05 janeiro 2023

Pelé foi apanhado pelo ‘racismo à brasileira’, mas manteve-se firme enquanto a ditadura tentava mantê-lo jogando

A determinação de Pelé em enfrentar a ditadura militar e o racismo estrutural representa o maior legado político de sua vida. Para o professor de ciências sociais José Paulo Florenzano, Pelé demonstrou que o esporte e o entretenimento não constituíam o ‘lugar natural’ do afro-brasileiro tal como fora concebido no discurso racista. Fez curso universitário, tornou-se empresário e chegou a ocupar o cargo de ministro do Esporte nos anos 1990

A determinação de Pelé em enfrentar a ditadura militar e o racismo estrutural representa o maior legado político de sua vida. Para o professor de ciências sociais José Paulo Florenzano, Pelé demonstrou que o esporte e o entretenimento não constituíam o ‘lugar natural’ do afro-brasileiro tal como fora concebido no discurso racista. Fez curso universitário, tornou-se empresário e chegou a ocupar o cargo de ministro do Esporte nos anos 1990

Pelé se encontra com o presidente Luiz Inácio Lula da Silva no Palácio do Planalto durante comemorações aos 50 anos do primeiro título da Copa do Mundo conquistado pelo Brasil em 1958

Por José Paulo Florenzano*

Pelé ocupa um lugar central, embora problemático, na construção e na afirmação da identidade nacional brasileira. Seu papel em ajudar a forjar a identidade do Brasil moderno tem raízes em ajudar o país a vencer a Copa do Mundo na Suécia em 1958 e no papel global assumido logo depois por seu clube, o Santos.

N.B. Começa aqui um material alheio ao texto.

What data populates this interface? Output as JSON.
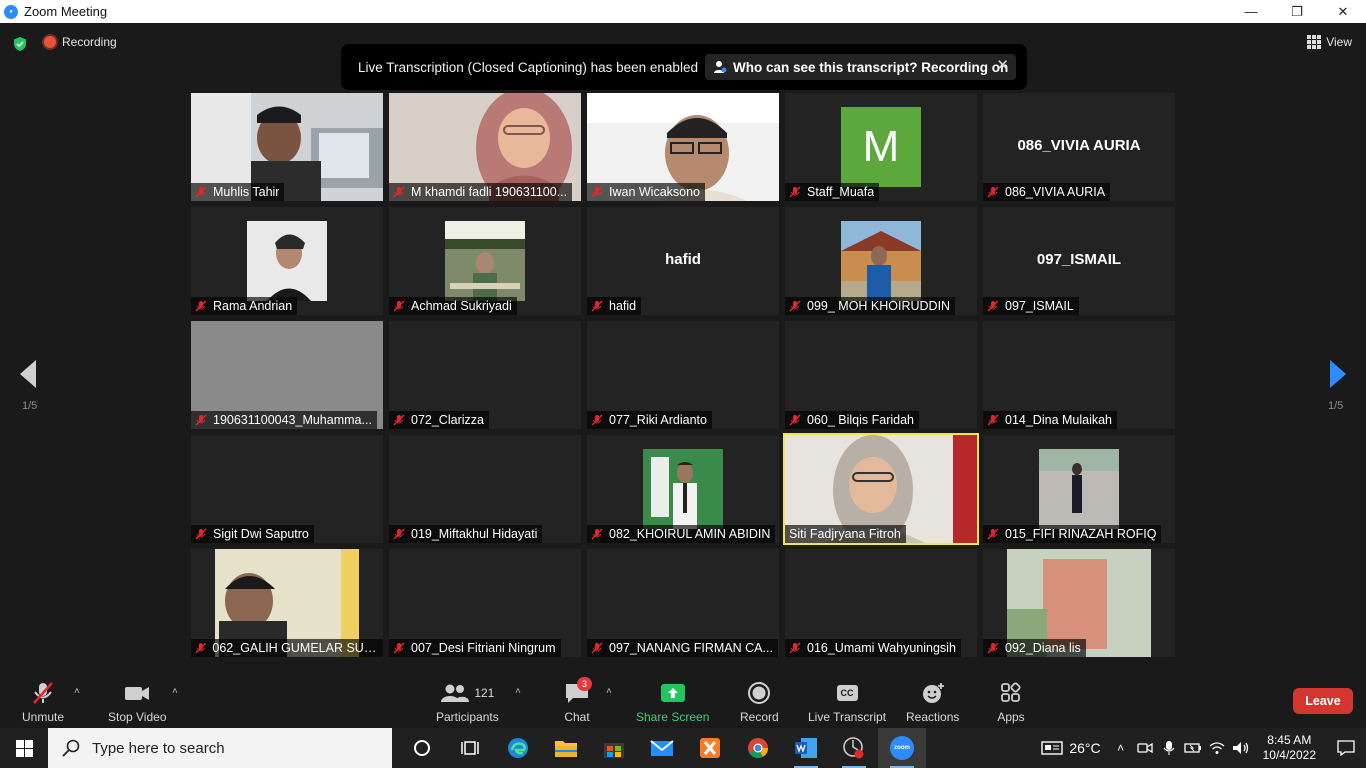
{
  "window": {
    "title": "Zoom Meeting"
  },
  "top": {
    "recording_label": "Recording",
    "view_label": "View"
  },
  "banner": {
    "text": "Live Transcription (Closed Captioning) has been enabled",
    "link": "Who can see this transcript? Recording on"
  },
  "pagination": {
    "left": "1/5",
    "right": "1/5"
  },
  "tiles": [
    {
      "name": "Muhlis Tahir"
    },
    {
      "name": "M khamdi fadli 190631100..."
    },
    {
      "name": "Iwan Wicaksono"
    },
    {
      "name": "Staff_Muafa",
      "avatar_letter": "M"
    },
    {
      "name": "086_VIVIA AURIA",
      "big_name": "086_VIVIA AURIA"
    },
    {
      "name": "Rama Andrian"
    },
    {
      "name": "Achmad Sukriyadi"
    },
    {
      "name": "hafid",
      "big_name": "hafid"
    },
    {
      "name": "099_ MOH KHOIRUDDIN"
    },
    {
      "name": "097_ISMAIL",
      "big_name": "097_ISMAIL"
    },
    {
      "name": "190631100043_Muhamma..."
    },
    {
      "name": "072_Clarizza"
    },
    {
      "name": "077_Riki Ardianto"
    },
    {
      "name": "060_ Bilqis Faridah"
    },
    {
      "name": "014_Dina Mulaikah"
    },
    {
      "name": "Sigit Dwi Saputro"
    },
    {
      "name": "019_Miftakhul Hidayati"
    },
    {
      "name": "082_KHOIRUL AMIN ABIDIN"
    },
    {
      "name": "Siti Fadjryana Fitroh"
    },
    {
      "name": "015_FIFI RINAZAH ROFIQ"
    },
    {
      "name": "062_GALIH GUMELAR SUDI..."
    },
    {
      "name": "007_Desi Fitriani Ningrum"
    },
    {
      "name": "097_NANANG FIRMAN CA..."
    },
    {
      "name": "016_Umami Wahyuningsih"
    },
    {
      "name": "092_Diana lis"
    }
  ],
  "toolbar": {
    "unmute": "Unmute",
    "stop_video": "Stop Video",
    "participants": "Participants",
    "participants_count": "121",
    "chat": "Chat",
    "chat_badge": "3",
    "share_screen": "Share Screen",
    "record": "Record",
    "live_transcript": "Live Transcript",
    "live_transcript_icon_text": "CC",
    "reactions": "Reactions",
    "apps": "Apps",
    "leave": "Leave"
  },
  "taskbar": {
    "search_placeholder": "Type here to search",
    "temperature": "26°C",
    "time": "8:45 AM",
    "date": "10/4/2022",
    "zoom_icon_text": "zoom"
  },
  "colors": {
    "accent_green": "#3cd07a",
    "leave_red": "#d3362f",
    "active_speaker": "#f3e64b",
    "zoom_blue": "#2d8cff"
  }
}
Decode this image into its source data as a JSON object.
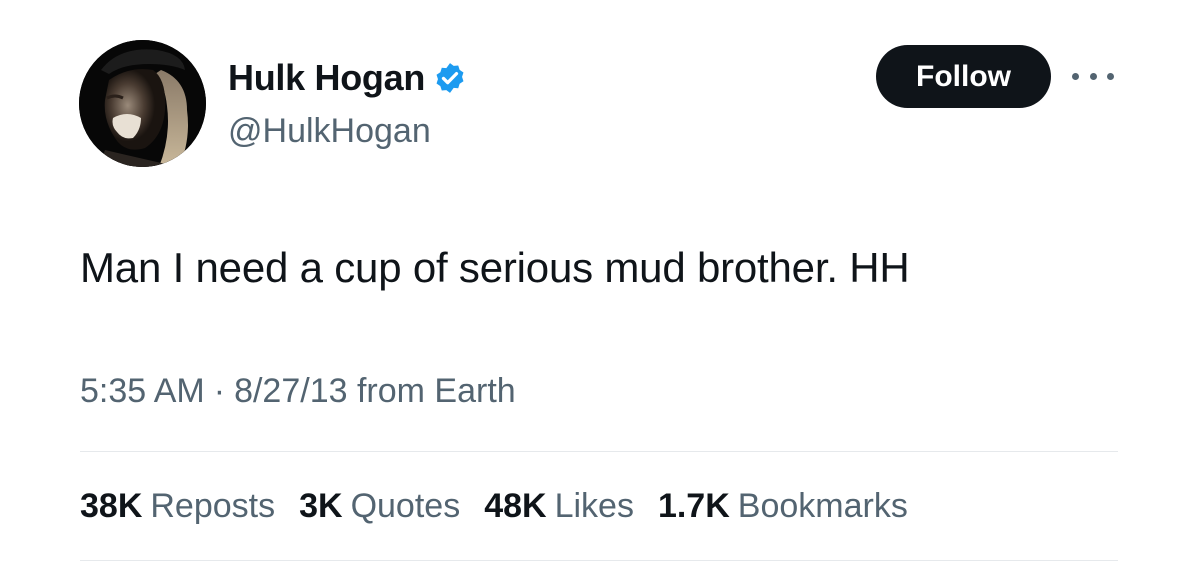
{
  "author": {
    "display_name": "Hulk Hogan",
    "handle": "@HulkHogan",
    "verified_icon": "verified-badge-icon",
    "badge_color": "#1d9bf0"
  },
  "header": {
    "follow_label": "Follow",
    "more_icon": "more-options-icon"
  },
  "tweet": {
    "text": "Man I need a cup of serious mud brother. HH",
    "time": "5:35 AM",
    "separator": "·",
    "date_source": "8/27/13 from Earth"
  },
  "stats": [
    {
      "count": "38K",
      "label": "Reposts"
    },
    {
      "count": "3K",
      "label": "Quotes"
    },
    {
      "count": "48K",
      "label": "Likes"
    },
    {
      "count": "1.7K",
      "label": "Bookmarks"
    }
  ]
}
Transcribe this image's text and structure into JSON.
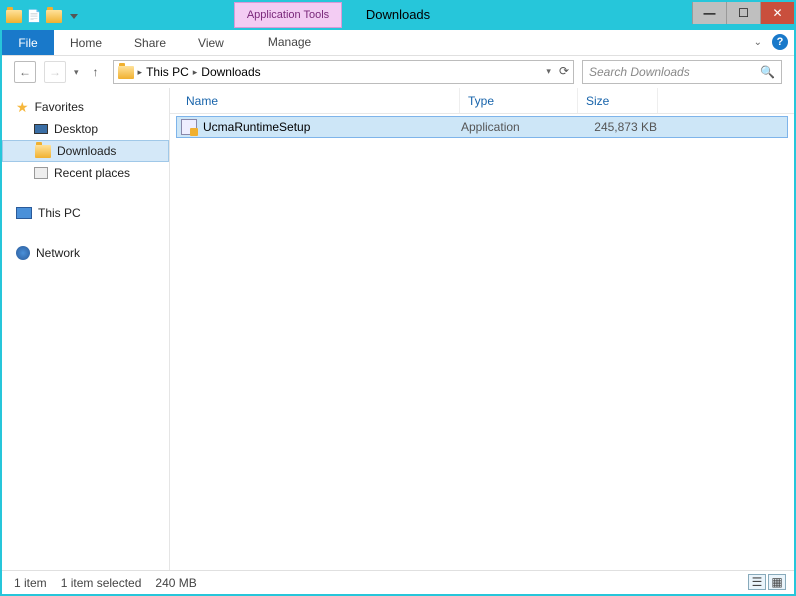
{
  "titlebar": {
    "context_tab": "Application Tools",
    "window_title": "Downloads"
  },
  "ribbon": {
    "file": "File",
    "tabs": [
      "Home",
      "Share",
      "View"
    ],
    "context_tabs": [
      "Manage"
    ]
  },
  "breadcrumb": {
    "segments": [
      "This PC",
      "Downloads"
    ]
  },
  "search": {
    "placeholder": "Search Downloads"
  },
  "nav": {
    "favorites": {
      "label": "Favorites",
      "items": [
        "Desktop",
        "Downloads",
        "Recent places"
      ],
      "selected": "Downloads"
    },
    "this_pc": "This PC",
    "network": "Network"
  },
  "columns": {
    "name": "Name",
    "type": "Type",
    "size": "Size"
  },
  "files": [
    {
      "name": "UcmaRuntimeSetup",
      "type": "Application",
      "size": "245,873 KB"
    }
  ],
  "status": {
    "count": "1 item",
    "selection": "1 item selected",
    "sel_size": "240 MB"
  }
}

O time do Santos na era Pelé viajou pelo planeta como diplomata esportivo, cruzando divisões ideológicas entre comunismo e capitalismo e celebrando a emancipação política de nações emergentes do colonialismo.

Não há dúvida de que as principais conquistas dos times comandados por Pelé foram incentivar a prática do futebol em países onde o esporte raramente era praticado e, ao contrário, ter transformado a forma como o futebol era praticado nas nações tradicionais do futebol. Ao fazer isso, Pelé transcendeu o papel de “ídolo nacional”. Tornou-se algo muito mais significativo: um símbolo da diáspora negra, uma referência pan-africana e um ícone cosmopolita.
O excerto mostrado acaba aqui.